The carbon/carbon honeycomb sandwich structure is an ideal solution for ultra-stable satellite platforms. The key to realize its application is to realize near zero thermal expansion design with consideration of different scale characteristics. This study establishes a multi-scale finite element model spanning micro-meso-macro levels to predict thermal expansion behavior of carbon/carbon honeycomb sandwich structures, achieving prediction errors of 11.03 % to the composite and 12.01 % to the sandwich structure. Based on the multi-scale model, optimizations are conducted for weaving patterns and structural dimensions. Analysis of the meso-scale model prediction shows that symmetric plain-woven carbon/carbon composites exhibit superior thermal stability with low thermal strain.
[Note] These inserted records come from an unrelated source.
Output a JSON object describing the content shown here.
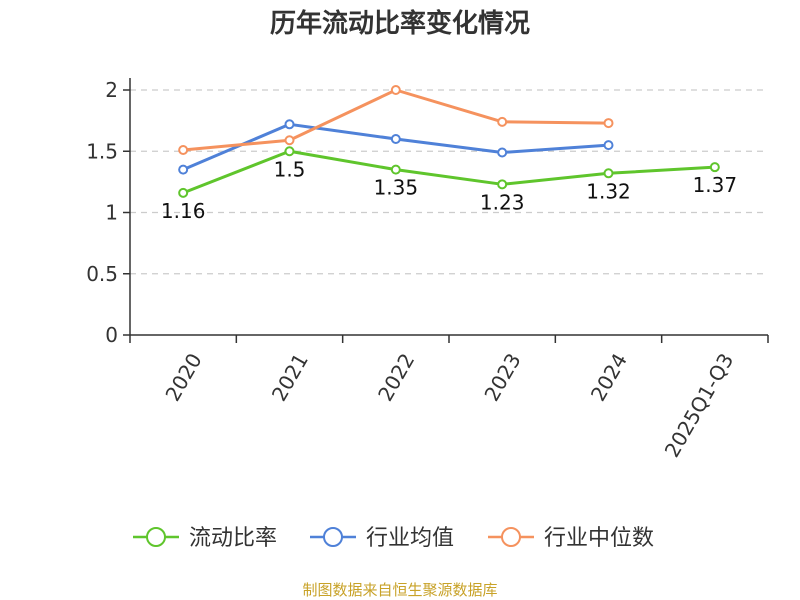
{
  "chart_data": {
    "type": "line",
    "title": "历年流动比率变化情况",
    "categories": [
      "2020",
      "2021",
      "2022",
      "2023",
      "2024",
      "2025Q1-Q3"
    ],
    "ylim": [
      0,
      2
    ],
    "yticks": [
      "0",
      "0.5",
      "1",
      "1.5",
      "2"
    ],
    "grid": true,
    "legend_position": "bottom",
    "series": [
      {
        "name": "流动比率",
        "color": "#5fc52c",
        "values": [
          1.16,
          1.5,
          1.35,
          1.23,
          1.32,
          1.37
        ],
        "labels": [
          "1.16",
          "1.5",
          "1.35",
          "1.23",
          "1.32",
          "1.37"
        ]
      },
      {
        "name": "行业均值",
        "color": "#4f81d8",
        "values": [
          1.35,
          1.72,
          1.6,
          1.49,
          1.55,
          null
        ]
      },
      {
        "name": "行业中位数",
        "color": "#f5925e",
        "values": [
          1.51,
          1.59,
          2.0,
          1.74,
          1.73,
          null
        ]
      }
    ]
  },
  "source": "制图数据来自恒生聚源数据库"
}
When the spreading ratio of elliptical cross-section bundles is increased, the negative thermal strain of the composite is further reduced. Hence, weave structures of the cell wall and the panel are determined. Furthermore, optimal panel thickness, cell wall thickness and cell length combinations of the C/C sandwich structure are identified of (1.5 mm, 0.4 mm, 3 mm), (1.5 mm, 0.4 mm, 5 mm), and (3 mm, 0.2 mm, 3 mm) according to the macro-scale model prediction. Additionally, the configuration of the adhesive layer thickness of the above sandwich structures as 1.18 mm, 0.92 mm, and 0.74 mm respectively consequently achieves the in-plane zero thermal expansion of the sandwich structure. In summary, the zero thermal expansion coefficient design of carbon/carbon honeycomb sandwich structures is achieved through optimization of textile patterns and geometric parameters by multi-scale analysis.